Rick is also devoting considerable thought these days to the relationship of
capitalism and consciousness, and he is interested in the development of a course
on "The Psychology of Value (Money)."
Carrie Doehring (Iliff School of Theology) has recently
moved from Boston to take a faculty position at Iliff in Denver.
Congratulations, Carrie! For more on her activities, see John
McDargh's news below.
Bonnie Miller-Mclemore (Vanderbilt Divinity School) reports
the following: "My book, Let the Children Come: Reimagining
Childhood from a Christian Perspective (Jossey-Bass, 2003)
just appeared in print a few weeks ago. Although the title may
sound more "Christian" than some PCR folks, the book
really hopes to reconstruct outmoded (e.g., innocent, sinful)

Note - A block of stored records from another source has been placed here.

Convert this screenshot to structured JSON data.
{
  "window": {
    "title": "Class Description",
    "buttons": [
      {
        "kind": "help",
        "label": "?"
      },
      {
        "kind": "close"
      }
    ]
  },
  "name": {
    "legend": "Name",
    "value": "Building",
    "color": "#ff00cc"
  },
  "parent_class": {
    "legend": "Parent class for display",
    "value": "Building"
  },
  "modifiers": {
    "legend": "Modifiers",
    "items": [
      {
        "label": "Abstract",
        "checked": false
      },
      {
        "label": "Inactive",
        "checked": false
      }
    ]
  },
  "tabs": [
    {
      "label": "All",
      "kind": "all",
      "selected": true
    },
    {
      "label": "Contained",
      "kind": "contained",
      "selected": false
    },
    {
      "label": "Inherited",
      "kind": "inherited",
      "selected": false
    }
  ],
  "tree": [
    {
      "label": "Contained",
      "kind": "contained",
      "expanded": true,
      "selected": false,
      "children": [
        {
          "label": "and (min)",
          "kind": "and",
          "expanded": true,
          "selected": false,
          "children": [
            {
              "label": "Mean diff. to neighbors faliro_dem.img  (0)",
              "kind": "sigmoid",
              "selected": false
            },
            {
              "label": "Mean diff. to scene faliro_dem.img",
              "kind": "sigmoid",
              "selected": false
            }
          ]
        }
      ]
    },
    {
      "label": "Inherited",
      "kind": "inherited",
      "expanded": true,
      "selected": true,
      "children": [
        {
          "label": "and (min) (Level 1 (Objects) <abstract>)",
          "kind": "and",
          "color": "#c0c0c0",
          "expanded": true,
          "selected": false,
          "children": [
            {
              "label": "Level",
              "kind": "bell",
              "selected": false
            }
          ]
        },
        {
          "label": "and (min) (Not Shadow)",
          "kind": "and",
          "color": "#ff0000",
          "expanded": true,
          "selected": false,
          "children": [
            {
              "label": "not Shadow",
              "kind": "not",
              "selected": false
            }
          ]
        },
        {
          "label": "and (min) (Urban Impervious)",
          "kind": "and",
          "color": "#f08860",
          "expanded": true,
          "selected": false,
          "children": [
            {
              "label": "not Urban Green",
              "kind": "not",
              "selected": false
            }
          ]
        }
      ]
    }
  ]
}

and prevalent destructive views of children (e.g., commodities,
consumers, burdens), using but also challenging psychology, feminism,
and Christianity. I suggest reclaiming views of children as gift,
as the labor of love, and as spiritual and moral agents (and, yes,
as sinful also, as tricky as that is). (Between you and me: I think
it's a much needed book and still like it even after it's in printnot
always the case for me!). I also co-edited a book with Herbert
Anderson, Robert Schreiter, and Edward Foley that should be out
by the AAR, entitled Mutuality Matters: Faith, Family, and Just
Love (Sheed & Ward) that should be out by the AAR. It's
a great collection of essays on the challenge and potential of
enacting mutuality, equal regard, and just love in families and
includes chapters by a few other PCR members
(Don Browning, Pamela Couture, James Poling). I'd also like to share
news from a reinvigorated Association of Practical Theology. With renewed interest
in religious practices, Lilly Endowment funding new doctoral programs, and
other related developments in theological education, the Association is undertaking
a serious reassessment of the field as a field of study and its problems, needs,
and contributions. A pre-session of the AAR (that unfortunately conflicts with
the PCR Sat. pre-session) will address the question of the place of practical
theology in terms of institutional and professional aspects (panel with D.
Browning, C. Dykstra, E. Bounds, D. Andrews). There will also be a biennial
meeting April 16-18, 2004 at Louisville Seminary to consider research and teaching
aspects of the place of practical theology (with speakers D. Bass, M. Battle,
K. Cahalan, J. Fowler, E. Conde-Frazier, R. Franklin). For more information
or to update membership information or status, contact Gordon Mikoski <gordon.mikoski@ptsem.edu>."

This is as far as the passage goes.